Tax law researchers released a study proposing sweeping changes to existing tax law that would prevent crypto investors from deducting losses against capital gains.
According to the researchers, “losses from one type of activity should not be used to offset or shelter income from another activity.” Essentially, this suggests that cryptocurrency should be disenfranchised from other capital gains deductions.
However, the researchers acknowledge that other capital losses are not given similar treatment, stating that currently a"loss from the sale or exchange of any capital asset can offset gain from the sale or exchange of any other capital asset." As to why cryptocurrency losses shouldn’t be given the same taxation consideration, the authors state that by sharing risks with cryptocurrency investors in offering loss deductions on capital gains, the government may be stifling the economy and harming the cryptocurrency market:
“This risk-sharing can encourage investment in cryptocurrency and away from other investment activities of valuable economic significance.
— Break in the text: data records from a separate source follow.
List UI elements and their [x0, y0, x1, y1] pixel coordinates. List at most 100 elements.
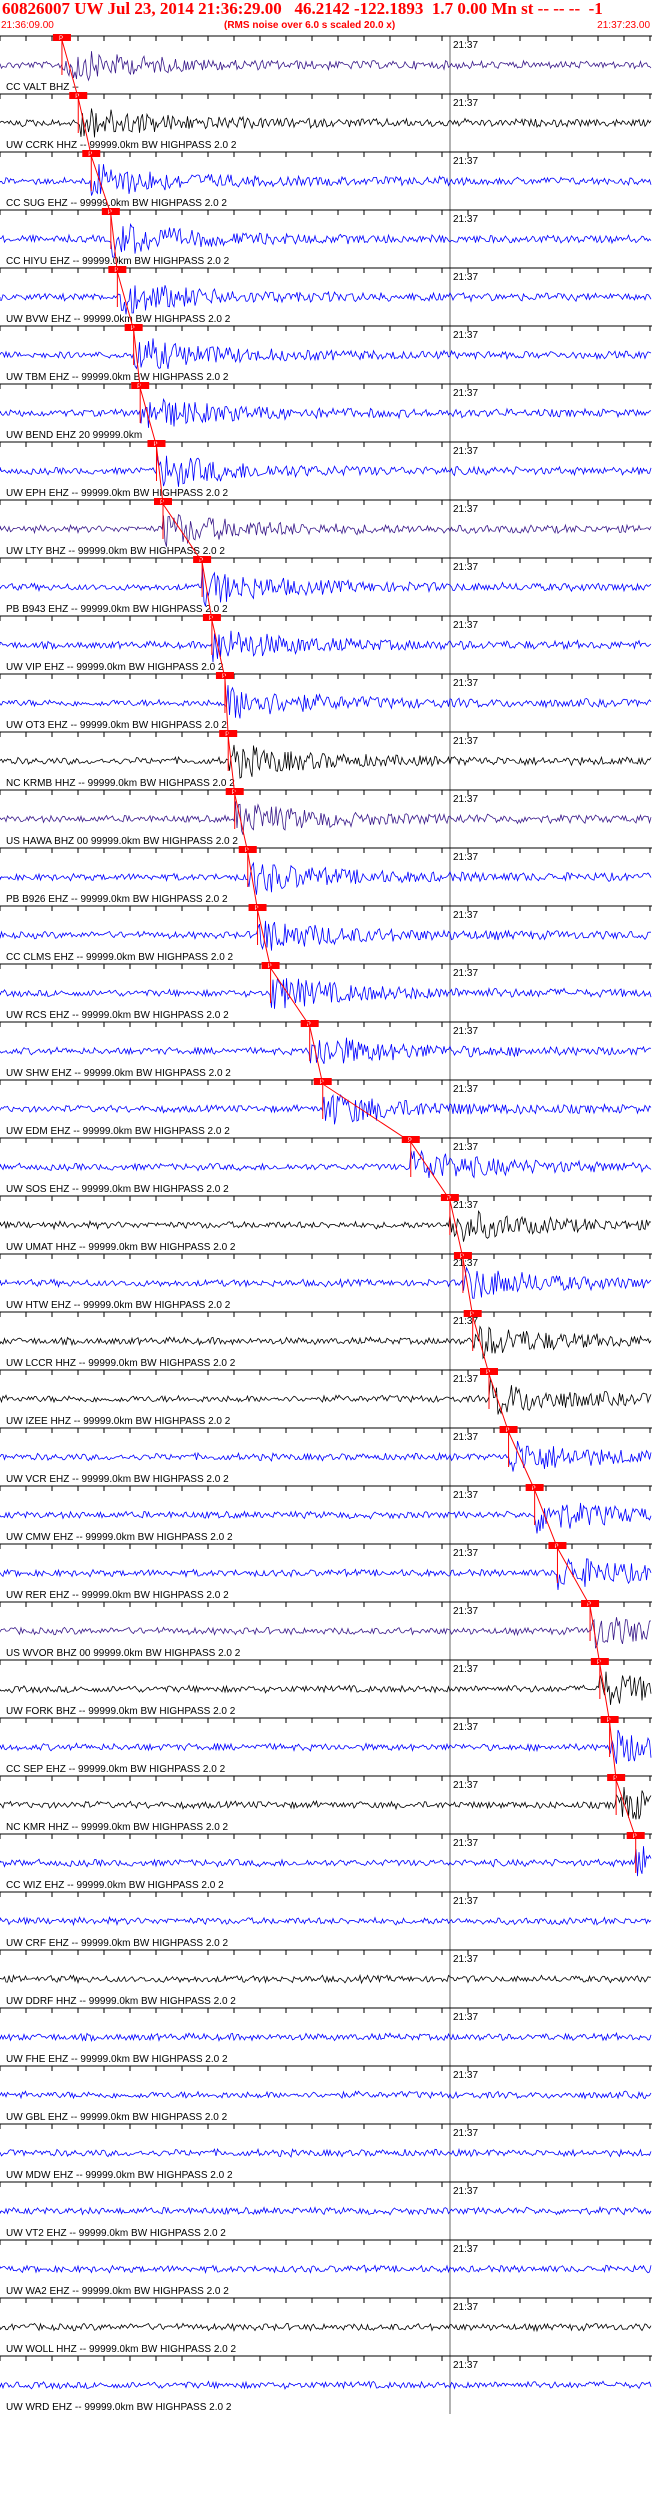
waveform	[0, 1440, 652, 1472]
waveform	[0, 2090, 652, 2100]
waveform	[0, 164, 652, 196]
waveform	[0, 1149, 652, 1179]
trace-label: UW OT3 EHZ -- 99999.0km BW HIGHPASS 2.0 …	[6, 720, 227, 731]
trace-label: UW LCCR HHZ -- 99999.0km BW HIGHPASS 2.0…	[6, 1358, 236, 1369]
trace-35: 21:37 UW GBL EHZ -- 99999.0km BW HIGHPASS…	[0, 2065, 652, 2124]
waveform	[0, 454, 652, 487]
waveform	[0, 1671, 652, 1705]
trace-label: UW WA2 EHZ -- 99999.0km BW HIGHPASS 2.0 …	[6, 2286, 229, 2297]
minute-label: 21:37	[453, 1432, 478, 1443]
waveform	[0, 977, 652, 1009]
waveform	[0, 2031, 652, 2043]
trace-label: UW IZEE HHZ -- 99999.0km BW HIGHPASS 2.0…	[6, 1416, 231, 1427]
trace-5: 21:37PUW TBM EHZ -- 99999.0km BW HIGHPAS…	[0, 324, 652, 384]
minute-label: 21:37	[453, 1490, 478, 1501]
trace-label: UW RER EHZ -- 99999.0km BW HIGHPASS 2.0 …	[6, 1590, 229, 1601]
trace-label: PB B943 EHZ -- 99999.0km BW HIGHPASS 2.0…	[6, 604, 228, 615]
trace-label: UW VCR EHZ -- 99999.0km BW HIGHPASS 2.0 …	[6, 1474, 229, 1485]
trace-8: 21:37PUW LTY BHZ -- 99999.0km BW HIGHPAS…	[0, 498, 652, 558]
minute-label: 21:37	[453, 504, 478, 515]
trace-32: 21:37 UW CRF EHZ -- 99999.0km BW HIGHPASS…	[0, 1891, 652, 1950]
minute-label: 21:37	[453, 1722, 478, 1733]
minute-label: 21:37	[453, 2244, 478, 2255]
trace-label: UW WOLL HHZ -- 99999.0km BW HIGHPASS 2.0…	[6, 2344, 236, 2355]
trace-label: UW VT2 EHZ -- 99999.0km BW HIGHPASS 2.0 …	[6, 2228, 226, 2239]
waveform	[0, 920, 652, 951]
trace-label: UW CMW EHZ -- 99999.0km BW HIGHPASS 2.0 …	[6, 1532, 233, 1543]
minute-label: 21:37	[453, 968, 478, 979]
waveform	[0, 108, 652, 138]
trace-label: US WVOR BHZ 00 99999.0km BW HIGHPASS 2.0…	[6, 1648, 241, 1659]
trace-7: 21:37PUW EPH EHZ -- 99999.0km BW HIGHPAS…	[0, 440, 652, 500]
trace-label: UW WRD EHZ -- 99999.0km BW HIGHPASS 2.0 …	[6, 2402, 232, 2413]
trace-label: UW VIP EHZ -- 99999.0km BW HIGHPASS 2.0 …	[6, 662, 224, 673]
trace-label: UW SHW EHZ -- 99999.0km BW HIGHPASS 2.0 …	[6, 1068, 231, 1079]
pick-connector-line	[61, 39, 637, 1839]
minute-label: 21:37	[453, 1954, 478, 1965]
minute-label: 21:37	[453, 156, 478, 167]
trace-label: NC KRMB HHZ -- 99999.0km BW HIGHPASS 2.0…	[6, 778, 235, 789]
waveform	[0, 685, 652, 719]
trace-label: CC CLMS EHZ -- 99999.0km BW HIGHPASS 2.0…	[6, 952, 234, 963]
waveform	[0, 1094, 652, 1125]
waveform	[0, 2264, 652, 2274]
minute-label: 21:37	[453, 2128, 478, 2139]
trace-label: UW MDW EHZ -- 99999.0km BW HIGHPASS 2.0 …	[6, 2170, 233, 2181]
waveform	[0, 1557, 652, 1590]
waveform	[0, 51, 652, 82]
trace-label: UW DDRF HHZ -- 99999.0km BW HIGHPASS 2.0…	[6, 1996, 236, 2007]
trace-10: 21:37PUW VIP EHZ -- 99999.0km BW HIGHPAS…	[0, 614, 652, 674]
trace-0: 21:37PCC VALT BHZ --	[0, 34, 652, 94]
waveform	[0, 1502, 652, 1534]
waveform	[0, 338, 652, 370]
trace-14: 21:37PPB B926 EHZ -- 99999.0km BW HIGHPA…	[0, 846, 652, 906]
trace-label: US HAWA BHZ 00 99999.0km BW HIGHPASS 2.0…	[6, 836, 238, 847]
waveform	[0, 861, 652, 895]
minute-label: 21:37	[453, 40, 478, 51]
minute-label: 21:37	[453, 1374, 478, 1385]
minute-label: 21:37	[453, 2012, 478, 2023]
waveform	[0, 1209, 652, 1242]
minute-label: 21:37	[453, 1606, 478, 1617]
minute-label: 21:37	[453, 736, 478, 747]
minute-label: 21:37	[453, 272, 478, 283]
minute-label: 21:37	[453, 2360, 478, 2371]
trace-4: 21:37PUW BVW EHZ -- 99999.0km BW HIGHPAS…	[0, 266, 652, 326]
trace-25: 21:37PUW CMW EHZ -- 99999.0km BW HIGHPAS…	[0, 1484, 652, 1544]
trace-label: UW SOS EHZ -- 99999.0km BW HIGHPASS 2.0 …	[6, 1184, 229, 1195]
trace-12: 21:37PNC KRMB HHZ -- 99999.0km BW HIGHPA…	[0, 730, 652, 790]
trace-9: 21:37PPB B943 EHZ -- 99999.0km BW HIGHPA…	[0, 556, 652, 616]
seismogram-plot: 21:37PCC VALT BHZ --21:37PUW CCRK HHZ --…	[0, 34, 652, 2414]
minute-label: 21:37	[453, 1084, 478, 1095]
trace-21: 21:37PUW HTW EHZ -- 99999.0km BW HIGHPAS…	[0, 1252, 652, 1312]
trace-label: CC WIZ EHZ -- 99999.0km BW HIGHPASS 2.0 …	[6, 1880, 224, 1891]
trace-15: 21:37PCC CLMS EHZ -- 99999.0km BW HIGHPA…	[0, 904, 652, 964]
waveform	[0, 2205, 652, 2216]
trace-33: 21:37 UW DDRF HHZ -- 99999.0km BW HIGHPAS…	[0, 1949, 652, 2008]
waveform	[0, 2322, 652, 2333]
trace-22: 21:37PUW LCCR HHZ -- 99999.0km BW HIGHPA…	[0, 1310, 652, 1370]
minute-label: 21:37	[453, 2302, 478, 2313]
waveform	[0, 1786, 652, 1820]
minute-label: 21:37	[453, 1258, 478, 1269]
minute-label: 21:37	[453, 330, 478, 341]
waveform	[0, 1266, 652, 1299]
trace-37: 21:37 UW VT2 EHZ -- 99999.0km BW HIGHPASS…	[0, 2181, 652, 2240]
trace-29: 21:37PCC SEP EHZ -- 99999.0km BW HIGHPAS…	[0, 1716, 652, 1776]
trace-38: 21:37 UW WA2 EHZ -- 99999.0km BW HIGHPASS…	[0, 2239, 652, 2298]
trace-label: UW UMAT HHZ -- 99999.0km BW HIGHPASS 2.0…	[6, 1242, 236, 1253]
minute-label: 21:37	[453, 1200, 478, 1211]
trace-label: UW EPH EHZ -- 99999.0km BW HIGHPASS 2.0 …	[6, 488, 229, 499]
minute-label: 21:37	[453, 910, 478, 921]
minute-label: 21:37	[453, 1026, 478, 1037]
trace-label: UW GBL EHZ -- 99999.0km BW HIGHPASS 2.0 …	[6, 2112, 228, 2123]
trace-label: UW BEND EHZ 20 99999.0km	[6, 430, 142, 441]
trace-label: UW EDM EHZ -- 99999.0km BW HIGHPASS 2.0 …	[6, 1126, 230, 1137]
trace-19: 21:37PUW SOS EHZ -- 99999.0km BW HIGHPAS…	[0, 1136, 652, 1196]
minute-label: 21:37	[453, 1780, 478, 1791]
minute-label: 21:37	[453, 1896, 478, 1907]
trace-36: 21:37 UW MDW EHZ -- 99999.0km BW HIGHPASS…	[0, 2123, 652, 2182]
trace-label: UW FORK BHZ -- 99999.0km BW HIGHPASS 2.0…	[6, 1706, 236, 1717]
trace-27: 21:37PUS WVOR BHZ 00 99999.0km BW HIGHPA…	[0, 1600, 652, 1660]
trace-28: 21:37PUW FORK BHZ -- 99999.0km BW HIGHPA…	[0, 1658, 652, 1718]
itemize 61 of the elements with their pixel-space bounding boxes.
Risk sharing can also encourage investors to suddenly exit the crypto industry, which can harm legitimate exchanges and remaining investors." Despite the apparently subjective conclusion, the authors acknowledge that preventing taxpayers from applying cryptocurrency losses to other capital gains could harm investors who, under the status quo, would otherwise be entitled to the same taxation relief and recovery as those suffering similar asset losses unrelated to cryptocurrency.